Impaired error-related processing in patients with first-episode psychosis and subjects at clinical high risk for psychosis: An event-related potential study

Psychiatry Clin Neurosci. 2021 Apr 17. doi: 10.1111/pcn.13219. Online ahead of print.

Abstract

Aim: Impaired event-related potential (ERP) indices reflecting performance-monitoring systems have been consistently reported in patients with schizophrenia. However, whether these impairments exist from the beginning of the early phase of psychosis, such as in first-episode psychosis (FEP) patients and individuals at clinical high risk (CHR) for psychosis, has not yet been clearly ascertained.

Methods: Thirty-seven FEP patients, 22 CHR subjects, and 22 healthy controls (HC) performed a visual go/no-go task so that three ERP components associated with performance monitoring-error-related negativity (ERN), correct response negativity (CRN), and error positivity (Pe) -could be assessed. Repeated-measures analysis of variance (ANOVA) with age and sex as covariates was used to compare ERN, CRN, and Pe across the groups.

Results: Repeated-measures ANOVA with age and sex as covariates revealed that compared with HC, FEP patients and CHR subjects showed significantly smaller ERN amplitudes at the Fz (F = 4.980, P = 0.009) and FCz (F = 3.453, P = 0.037) electrode sites. Neither CRN nor Pe amplitudes showed significant differences across the FEP, CHR, and HC groups.

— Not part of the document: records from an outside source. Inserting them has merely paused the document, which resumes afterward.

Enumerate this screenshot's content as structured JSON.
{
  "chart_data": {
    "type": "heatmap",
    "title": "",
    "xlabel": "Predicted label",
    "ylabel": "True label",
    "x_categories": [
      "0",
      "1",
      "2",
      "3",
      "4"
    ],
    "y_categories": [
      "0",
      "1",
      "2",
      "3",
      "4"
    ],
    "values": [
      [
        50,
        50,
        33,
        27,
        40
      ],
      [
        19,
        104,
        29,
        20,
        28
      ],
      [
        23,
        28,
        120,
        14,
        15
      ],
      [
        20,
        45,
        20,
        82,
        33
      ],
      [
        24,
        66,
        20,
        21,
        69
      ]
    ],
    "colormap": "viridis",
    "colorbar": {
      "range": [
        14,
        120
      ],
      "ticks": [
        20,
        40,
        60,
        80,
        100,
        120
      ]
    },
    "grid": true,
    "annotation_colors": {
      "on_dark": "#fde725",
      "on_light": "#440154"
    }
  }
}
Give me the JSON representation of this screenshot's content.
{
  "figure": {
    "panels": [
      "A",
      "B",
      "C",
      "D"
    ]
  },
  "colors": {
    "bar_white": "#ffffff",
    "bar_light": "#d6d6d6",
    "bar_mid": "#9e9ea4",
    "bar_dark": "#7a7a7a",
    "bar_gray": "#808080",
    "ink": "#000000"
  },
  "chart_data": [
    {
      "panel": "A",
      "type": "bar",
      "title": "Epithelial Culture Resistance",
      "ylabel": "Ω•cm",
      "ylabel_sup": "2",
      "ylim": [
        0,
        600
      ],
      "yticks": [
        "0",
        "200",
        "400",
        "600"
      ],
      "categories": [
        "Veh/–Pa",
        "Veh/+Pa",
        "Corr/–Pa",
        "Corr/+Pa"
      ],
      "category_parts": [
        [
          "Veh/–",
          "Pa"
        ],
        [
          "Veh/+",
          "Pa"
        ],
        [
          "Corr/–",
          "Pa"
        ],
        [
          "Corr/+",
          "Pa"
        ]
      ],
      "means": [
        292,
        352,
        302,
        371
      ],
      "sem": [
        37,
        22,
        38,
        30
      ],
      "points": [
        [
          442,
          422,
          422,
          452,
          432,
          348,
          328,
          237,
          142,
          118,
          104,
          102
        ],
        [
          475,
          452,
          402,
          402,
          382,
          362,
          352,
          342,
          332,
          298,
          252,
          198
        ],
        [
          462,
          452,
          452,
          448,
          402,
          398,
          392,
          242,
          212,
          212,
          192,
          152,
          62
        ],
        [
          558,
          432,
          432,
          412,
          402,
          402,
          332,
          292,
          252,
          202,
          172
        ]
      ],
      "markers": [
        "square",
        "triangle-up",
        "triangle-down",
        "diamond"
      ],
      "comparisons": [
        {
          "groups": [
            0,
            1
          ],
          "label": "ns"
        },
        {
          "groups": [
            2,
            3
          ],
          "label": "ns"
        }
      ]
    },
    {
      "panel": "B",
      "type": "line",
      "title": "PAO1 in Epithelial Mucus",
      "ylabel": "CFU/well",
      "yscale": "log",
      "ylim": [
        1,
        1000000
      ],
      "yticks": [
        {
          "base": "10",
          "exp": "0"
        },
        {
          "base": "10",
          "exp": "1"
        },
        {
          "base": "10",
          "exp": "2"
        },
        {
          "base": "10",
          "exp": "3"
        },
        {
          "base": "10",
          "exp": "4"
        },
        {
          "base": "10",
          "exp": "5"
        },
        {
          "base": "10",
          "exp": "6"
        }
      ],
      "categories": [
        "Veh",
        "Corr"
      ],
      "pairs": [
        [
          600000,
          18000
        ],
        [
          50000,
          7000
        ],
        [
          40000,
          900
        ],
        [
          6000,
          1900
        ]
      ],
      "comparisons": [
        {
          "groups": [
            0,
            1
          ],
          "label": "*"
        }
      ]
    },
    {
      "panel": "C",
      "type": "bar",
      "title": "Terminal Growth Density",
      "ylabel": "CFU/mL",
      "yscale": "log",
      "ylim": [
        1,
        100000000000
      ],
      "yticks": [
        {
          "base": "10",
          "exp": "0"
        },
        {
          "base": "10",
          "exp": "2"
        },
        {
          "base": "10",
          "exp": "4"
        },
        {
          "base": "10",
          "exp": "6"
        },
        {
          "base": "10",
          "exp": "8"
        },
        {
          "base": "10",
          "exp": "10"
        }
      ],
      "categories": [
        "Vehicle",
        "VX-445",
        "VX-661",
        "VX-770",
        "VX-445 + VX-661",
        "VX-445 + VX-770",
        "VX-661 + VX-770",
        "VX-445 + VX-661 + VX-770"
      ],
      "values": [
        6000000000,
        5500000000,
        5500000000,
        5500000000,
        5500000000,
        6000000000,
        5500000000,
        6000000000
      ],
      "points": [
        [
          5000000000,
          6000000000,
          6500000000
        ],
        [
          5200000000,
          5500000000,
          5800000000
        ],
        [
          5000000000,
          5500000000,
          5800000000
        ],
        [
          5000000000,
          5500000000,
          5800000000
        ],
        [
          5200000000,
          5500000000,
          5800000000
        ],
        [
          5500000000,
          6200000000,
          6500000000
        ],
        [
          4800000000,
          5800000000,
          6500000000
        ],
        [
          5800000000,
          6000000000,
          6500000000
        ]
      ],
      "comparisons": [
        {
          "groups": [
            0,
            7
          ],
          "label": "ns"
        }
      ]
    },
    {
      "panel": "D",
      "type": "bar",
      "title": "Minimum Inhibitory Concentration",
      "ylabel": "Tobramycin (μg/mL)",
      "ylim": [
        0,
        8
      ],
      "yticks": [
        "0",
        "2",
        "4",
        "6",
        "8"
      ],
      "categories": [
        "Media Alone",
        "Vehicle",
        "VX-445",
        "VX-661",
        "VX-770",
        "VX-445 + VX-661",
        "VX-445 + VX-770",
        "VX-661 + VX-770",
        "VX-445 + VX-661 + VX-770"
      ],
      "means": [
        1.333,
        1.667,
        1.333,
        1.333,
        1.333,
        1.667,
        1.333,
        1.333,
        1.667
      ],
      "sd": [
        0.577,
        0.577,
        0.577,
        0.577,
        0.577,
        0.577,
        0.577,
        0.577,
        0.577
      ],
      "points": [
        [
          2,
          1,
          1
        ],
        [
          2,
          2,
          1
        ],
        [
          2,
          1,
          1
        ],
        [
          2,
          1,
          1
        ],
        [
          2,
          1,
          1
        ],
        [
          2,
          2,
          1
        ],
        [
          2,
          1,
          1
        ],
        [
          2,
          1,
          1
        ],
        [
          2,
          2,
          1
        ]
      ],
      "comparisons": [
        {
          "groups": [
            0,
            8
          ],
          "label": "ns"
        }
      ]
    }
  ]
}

Conclusion: These findings suggest that performance monitoring is already compromised during the early course of psychotic disorders, evident in FEP patients and CHR subjects, as reflected in the reduced ERN amplitude. Considering these findings, ERN could serve as a potential indicator of early-stage psychosis.

Keywords: clinical high risk; early psychosis; error-related negativity; first-episode psychosis; performance monitoring.